ESTADO DO ESPÍRITO SANTO

PODER JUDICIÁRIO

TRIBUNAL DE JUSTIÇA

GAB. DESEMB - NEY BATISTA COUTINHO

24 de junho de 2015

APELAÇÃO Nº 0018236-66.2012.8.08.0006 - ARACRUZ - 1ª VARA CRIMINAL

APELANTE :RODRIGO BARBOSA DE OLIVEIRA

APELADO : MINISTÉRIO PÚBLICO ESTADUAL

RELATOR DES. NEY BATISTA COUTINHO

REVISOR DES. WILLIAN SILVA

R E L A T Ó R I O

V O T O S

O SR. DESEMBARGADOR NEY BATISTA COUTINHO (RELATOR): Presentes os pressupostos de admissibilidade, conheço do recurso, destacando, desde logo, que a autoria e materialidade dos delitos de roubo circunstanciado e corrupção de menores estão devidamente comprovadas através do boletim de ocorrência (fls. 07/08), dos autos de apreensão (fl. 77) e de reconhecimento de pessoa (fl. 74-78/79) e dos depoimentos das vítimas Elisângela Barcelos da Conceição e Valdinei Jacinto (fls. 9/12 e 102/104), que respaldam, por sua vez, a confissão do réu em juízo (fl. 117).

Registro, neste ponto, no que tange à irresignação recursal, mais especificamente ao delito previsto no art. 244-B da Lei nº 8.069/90, que o Supremo Tribunal Federal e o Superior Tribunal de Justiça consolidaram o posicionamento de que o crime de corrupção de menores é de natureza formal, não se fazendo necessária a prova da sua efetiva degradação. (STF; RHC nº 106364, Rel.
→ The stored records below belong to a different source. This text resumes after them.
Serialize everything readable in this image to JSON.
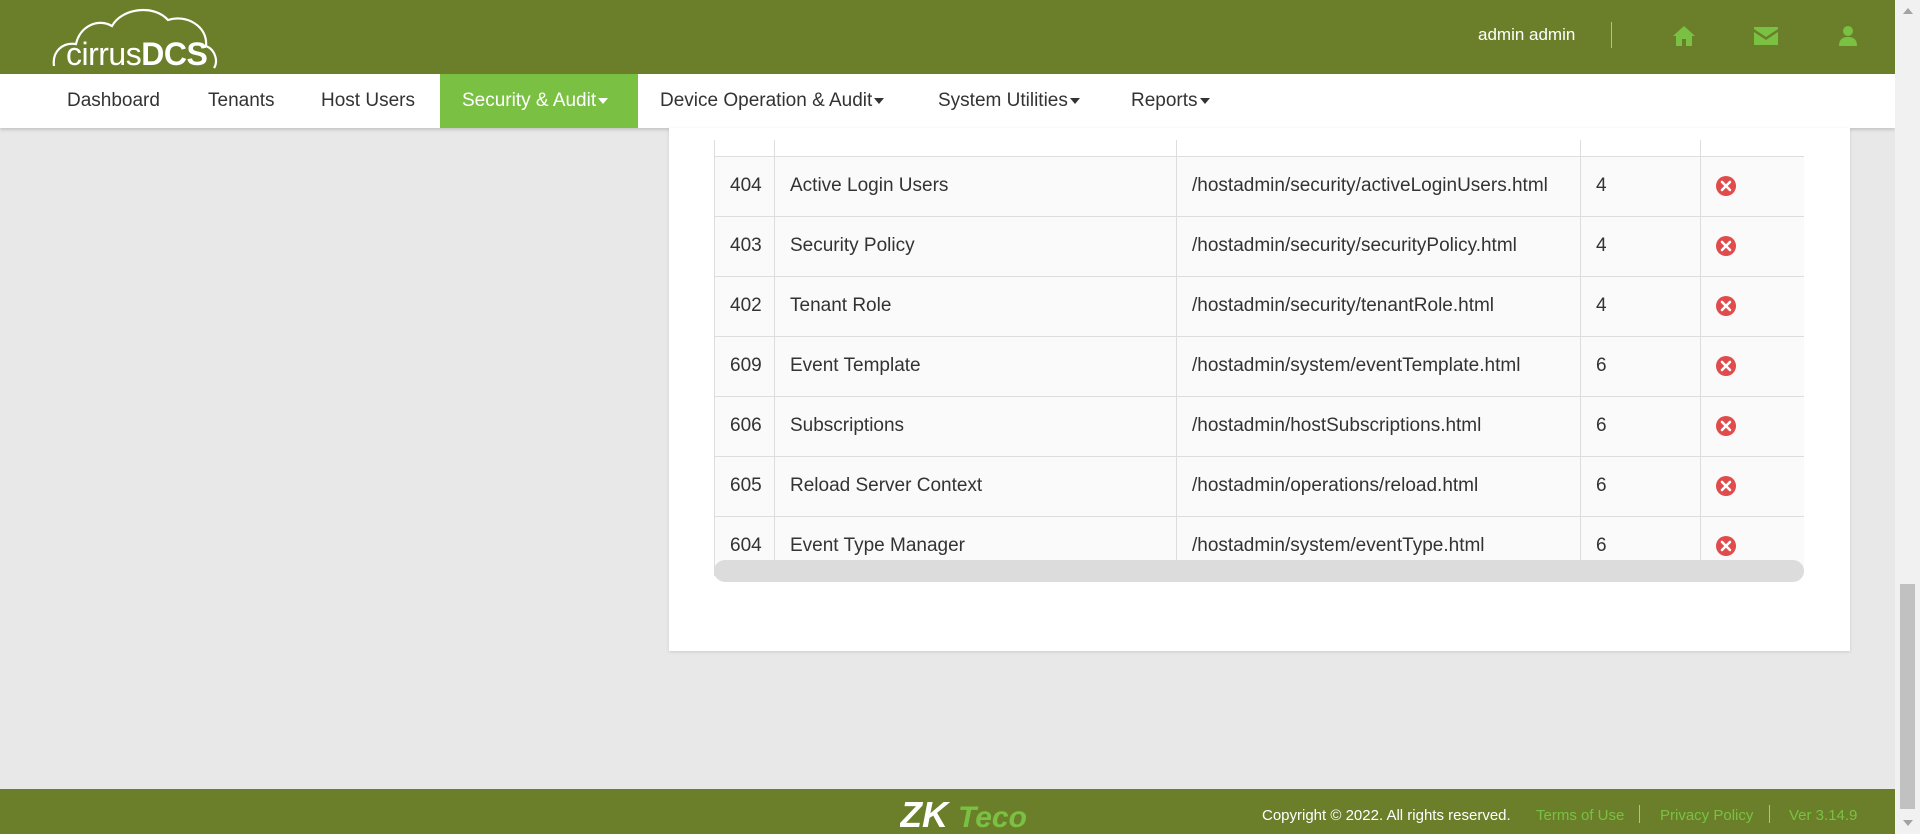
{
  "header": {
    "logo_text_main": "cirrus",
    "logo_text_accent": "DCS",
    "user_name": "admin admin",
    "icons": [
      "home-icon",
      "envelope-icon",
      "user-icon"
    ],
    "bg_color": "#6b7f2a",
    "accent_color": "#7ac143"
  },
  "nav": {
    "items": [
      {
        "label": "Dashboard",
        "active": false
      },
      {
        "label": "Tenants",
        "active": false
      },
      {
        "label": "Host Users",
        "active": false
      },
      {
        "label": "Security & Audit",
        "active": true,
        "dropdown": true
      },
      {
        "label": "Device Operation & Audit",
        "active": false,
        "dropdown": true
      },
      {
        "label": "System Utilities",
        "active": false,
        "dropdown": true
      },
      {
        "label": "Reports",
        "active": false,
        "dropdown": true
      }
    ]
  },
  "table": {
    "rows": [
      {
        "id": "404",
        "name": "Active Login Users",
        "url": "/hostadmin/security/activeLoginUsers.html",
        "level": "4"
      },
      {
        "id": "403",
        "name": "Security Policy",
        "url": "/hostadmin/security/securityPolicy.html",
        "level": "4"
      },
      {
        "id": "402",
        "name": "Tenant Role",
        "url": "/hostadmin/security/tenantRole.html",
        "level": "4"
      },
      {
        "id": "609",
        "name": "Event Template",
        "url": "/hostadmin/system/eventTemplate.html",
        "level": "6"
      },
      {
        "id": "606",
        "name": "Subscriptions",
        "url": "/hostadmin/hostSubscriptions.html",
        "level": "6"
      },
      {
        "id": "605",
        "name": "Reload Server Context",
        "url": "/hostadmin/operations/reload.html",
        "level": "6"
      },
      {
        "id": "604",
        "name": "Event Type Manager",
        "url": "/hostadmin/system/eventType.html",
        "level": "6"
      }
    ],
    "delete_icon": "remove-circle-icon",
    "delete_color": "#e04b4b"
  },
  "footer": {
    "logo_text_main": "ZK",
    "logo_text_accent": "Teco",
    "copyright": "Copyright © 2022. All rights reserved.",
    "terms": "Terms of Use",
    "privacy": "Privacy Policy",
    "version": "Ver 3.14.9"
  }
}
Min. RICARDO LEWANDOWSKI, Primeira Turma, DJ de 11.2.2011 e STJ; HC nº 161.958/DF, Rel. Min. GILSON DIPP, Quinta Turma, DJ de 28.2.2011).

Não por outro motivo que, em 2013, foi editada a Súmula nº 500 na Augusta Corte que prevê que "a configuração do crime do art. 244-B do ECA independe da prova da efetiva corrupção do menor, por se tratar de delito formal".

Nesse mesmo contexto, já me manifestei:

[..] Para a configuração do crime de corrupção de menores não se faz necessária a prova de sua efetiva corrupção, uma vez que se trata de delito formal, cujo objeto jurídico é a defesa da moralidade da criança e do adolescente. Precedentes. (Apelação Criminal nº 47080038335, Primeira Câmara Criminal, DJ 26.9.2011).

Destarte, por nao visualizar qualquer mácula no édito condenatório, mantenho

inalterada a sentença, passando ao exame da dosimetria do crime de roubo circunstanciado.

Na primeira fase, denoto que o magistrado, ao elaborá-la, fixou a pena-base do crime de roubo circunstanciado em 4 (quatro) anos de reclusão com base em elementos eminentemente genéricos e desprovidos de qualquer fundamentação concreta, tornando-se, todavia, desnecessária maiores considerações tendo em vista que a pena-base já foi fixada no mínimo legal prevista.

Na segunda fase, malgrado incide a atenuante de confissão espontânea, deixo de considera-la em razão do disposto na súmula 231, do STJ, mormente por inexistirem agraventes a serem consideradas.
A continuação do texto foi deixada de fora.